Suggested Wine Pairing

A Cirò Librandi Red or Rosè, is great with this recipe. If it’s summer time, a fresh Rosé is a wonderful pairing. If it’s winter, a red that’s been open for an hour or two. If you don’t have Cirò, I suggest a Rosso di Montalcino or a Chianti Classico. But honestly, it depends on your mood, because the Pollo alla Cacciatora is also great with a cold, dry white wine like a Gavi.  

Italiano: Pollo alla Cacciatora per 6 persone (o 2 affamati)

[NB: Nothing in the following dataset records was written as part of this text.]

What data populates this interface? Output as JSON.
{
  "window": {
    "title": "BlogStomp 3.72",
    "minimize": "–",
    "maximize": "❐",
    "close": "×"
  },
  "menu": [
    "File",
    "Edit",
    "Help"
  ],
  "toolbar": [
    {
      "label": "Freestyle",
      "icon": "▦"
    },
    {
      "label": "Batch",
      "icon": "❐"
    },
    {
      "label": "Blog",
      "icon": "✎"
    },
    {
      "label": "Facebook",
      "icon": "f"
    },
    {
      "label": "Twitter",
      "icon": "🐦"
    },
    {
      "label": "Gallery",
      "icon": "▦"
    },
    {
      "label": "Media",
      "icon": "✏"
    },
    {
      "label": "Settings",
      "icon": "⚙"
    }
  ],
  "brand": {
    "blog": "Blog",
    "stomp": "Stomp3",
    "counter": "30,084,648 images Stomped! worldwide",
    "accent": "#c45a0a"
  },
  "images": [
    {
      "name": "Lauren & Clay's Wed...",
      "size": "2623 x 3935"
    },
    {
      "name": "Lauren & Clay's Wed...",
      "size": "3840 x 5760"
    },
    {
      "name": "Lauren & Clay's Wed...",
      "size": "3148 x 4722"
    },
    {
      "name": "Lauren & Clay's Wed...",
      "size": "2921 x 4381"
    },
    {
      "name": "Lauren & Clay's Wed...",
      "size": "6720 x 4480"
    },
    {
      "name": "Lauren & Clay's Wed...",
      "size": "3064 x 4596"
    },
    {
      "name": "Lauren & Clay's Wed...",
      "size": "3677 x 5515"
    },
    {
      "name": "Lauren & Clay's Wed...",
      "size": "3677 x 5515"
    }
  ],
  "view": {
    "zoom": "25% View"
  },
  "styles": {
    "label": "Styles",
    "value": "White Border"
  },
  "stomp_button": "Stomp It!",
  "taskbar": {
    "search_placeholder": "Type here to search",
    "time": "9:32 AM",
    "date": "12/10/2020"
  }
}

  1. 12 gambe di pollo (drumsticks) o 6 gambe con cosce (Drumsticks and thighs).  Padella grande che ci stiano tutte lezampe comodamente, non una sopra l’altra.
  2. Soffriggere in 1/2 cup (circa 120 ml) olio di oliva in una padella grande, 3 spicchi d’aglio schiacciati e mezza cipolla rossa a pezzettini (minced) con 3-4 foglie di salvia o con un rametto di rosmarino (dipende da cosa avete a casa e cosa vi piace di più). 1min!
  3. Aggiungere il pollo, soffriggere altri 10 min, cinque per lato. Attenzione qui è dove sbagliano in molti-non per colpa loro ma perchè le ricette che si trovano su libri e internet sono scritte spesso da gente che non le ha mai cucinate: Primo dovete aggiungere il pollo dopo solo un minuto, perche siccome continuerete a soffriggere pollo aglio e cipolla, se aspettate che la cipolla si ammoscia per mettere il pollo, intanto che cucinate il pollo bruciate la cipolla e l’aglio! Poi perchè sia buono il pollo non deve solo indorare deve pure bruciacchiarsi un po (poco poco, non esagerate!), perciò non bisogna muoverlo, cinque minuti per lato fuoco medio/forte, padella scoperta.
  4. Aggiungere 1/2 bicchiere di vino bianco, fare evaporare 30 secondi e aggiungere 1 scatolo di pelati (Pomì a pezzetti, chopped), aggiungere sale, coprire abbassare il fuoco a medio. Cucinare per 10 minuti (5min per lato) se sono solo gambe (drumsticks) oppure 20 min (10 min per lato ( se avete gambe e cosce, drumsticks and thighs).
  5. Spegnere il fuoco e servire con tanto buon pane fresco.

Vino: un Cirò Librandi ci sta benissimo, se è estate un Rosè  fresco, se è inverno un Rosso aperto almeno un’ora prima, meglio due. Se non avete il Ciro, suggerirei un Rosso di Montalcino o un Chianti Classico. Ma sinceramente, dipende dall’umore perche con il pollo alla cacciatora anche un bianco secco, e freddo, un Gavi per esempio, ci sta a meraviglia.